The jury only took two hours to acquit Collier. Collier was with his 12-year-old grandson when he shot at what he thought was a bear and killed Ochoa with a .270-caliber bullet. Prosecutors insisted that Collier acted recklessly and disregarded the obvious risks of such a shot. He was accused of not taking more time to observe the target. The men were trespassing at the time that Ochoa was shot, but prosecutors insisted that Collier should have considered that possibility that the target was not a bear. Collier had taken Vicodin, a drug for pain, the night before.

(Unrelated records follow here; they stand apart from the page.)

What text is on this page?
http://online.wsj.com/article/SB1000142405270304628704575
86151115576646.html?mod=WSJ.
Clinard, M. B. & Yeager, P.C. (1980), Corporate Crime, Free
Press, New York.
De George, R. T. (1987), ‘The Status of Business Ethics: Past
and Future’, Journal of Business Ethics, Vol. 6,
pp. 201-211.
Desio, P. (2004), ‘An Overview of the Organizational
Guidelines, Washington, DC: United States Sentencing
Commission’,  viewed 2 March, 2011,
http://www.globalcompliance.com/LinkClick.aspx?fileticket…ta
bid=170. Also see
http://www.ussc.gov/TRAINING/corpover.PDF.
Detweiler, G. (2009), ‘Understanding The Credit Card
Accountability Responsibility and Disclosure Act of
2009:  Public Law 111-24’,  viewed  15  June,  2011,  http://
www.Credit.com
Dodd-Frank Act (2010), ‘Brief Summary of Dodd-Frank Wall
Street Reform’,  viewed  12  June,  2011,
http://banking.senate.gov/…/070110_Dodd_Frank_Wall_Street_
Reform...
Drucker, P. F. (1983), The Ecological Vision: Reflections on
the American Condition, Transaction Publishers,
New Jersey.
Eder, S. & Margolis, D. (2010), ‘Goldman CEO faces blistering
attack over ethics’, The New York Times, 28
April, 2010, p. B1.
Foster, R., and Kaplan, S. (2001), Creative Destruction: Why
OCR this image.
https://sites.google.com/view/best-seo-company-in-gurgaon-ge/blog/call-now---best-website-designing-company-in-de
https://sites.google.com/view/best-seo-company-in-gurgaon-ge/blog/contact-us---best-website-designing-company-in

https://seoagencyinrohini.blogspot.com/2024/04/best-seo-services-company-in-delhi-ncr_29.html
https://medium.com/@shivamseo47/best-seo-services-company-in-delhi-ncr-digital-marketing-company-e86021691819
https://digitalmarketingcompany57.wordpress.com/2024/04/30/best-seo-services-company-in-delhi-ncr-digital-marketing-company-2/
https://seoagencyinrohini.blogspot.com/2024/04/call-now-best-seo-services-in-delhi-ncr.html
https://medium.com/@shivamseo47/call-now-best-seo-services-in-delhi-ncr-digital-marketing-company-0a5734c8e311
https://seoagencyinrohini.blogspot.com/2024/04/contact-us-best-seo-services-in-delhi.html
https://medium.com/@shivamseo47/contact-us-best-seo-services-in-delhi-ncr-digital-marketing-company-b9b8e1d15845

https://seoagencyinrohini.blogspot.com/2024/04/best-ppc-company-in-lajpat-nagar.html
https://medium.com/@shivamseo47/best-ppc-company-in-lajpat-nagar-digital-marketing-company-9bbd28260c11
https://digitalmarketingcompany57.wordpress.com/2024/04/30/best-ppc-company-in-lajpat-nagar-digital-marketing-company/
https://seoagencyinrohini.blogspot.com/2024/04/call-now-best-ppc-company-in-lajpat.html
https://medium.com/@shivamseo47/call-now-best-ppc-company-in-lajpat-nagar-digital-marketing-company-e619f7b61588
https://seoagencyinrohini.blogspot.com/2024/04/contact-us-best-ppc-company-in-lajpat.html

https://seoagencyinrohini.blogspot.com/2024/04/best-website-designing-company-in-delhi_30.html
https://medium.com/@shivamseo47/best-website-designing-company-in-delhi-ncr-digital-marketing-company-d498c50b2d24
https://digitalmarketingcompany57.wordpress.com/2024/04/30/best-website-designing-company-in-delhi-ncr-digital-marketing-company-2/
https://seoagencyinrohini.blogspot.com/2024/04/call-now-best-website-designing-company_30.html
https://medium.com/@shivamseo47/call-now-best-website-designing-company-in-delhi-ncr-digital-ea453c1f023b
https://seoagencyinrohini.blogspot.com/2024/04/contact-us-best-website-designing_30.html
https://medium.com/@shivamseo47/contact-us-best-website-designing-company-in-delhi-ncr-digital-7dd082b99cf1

It is common in hunting areas for juries to be sympathetic to hunters in such cases. Oregon Code Section 163.118 defines manslaughter in the first degree as an act “committed recklessly under circumstances manifesting extreme indifference to the value of human life.” Jurors appear reluctant to declare a hunter reckless in taking a shot without spending longer to confirm the target. Consider Maine hunter Donald Rogerson. Mistaking a 37-year-old housewife for a white-tailed deer, Rogerson shot and killed her. Locals insisted that the victim (who had recently moved from Iowa) was to blame because she was wearing white mittens during deer season. And a Bangor, Maine, jury cleared him of manslaughter.
The family now has the option to sue Collier for wrongful death in tort under the lower standard of proof, though we have been the same sympathetic approach of juries in civil cases in hunting areas.
The jury clearly did not believe it was reckless not to confirm that it was a bear that you are shooting at rather than a blur. Clearly Collier did not see a bear but a hiker. Yet, that was found not to be reckless. What do you think?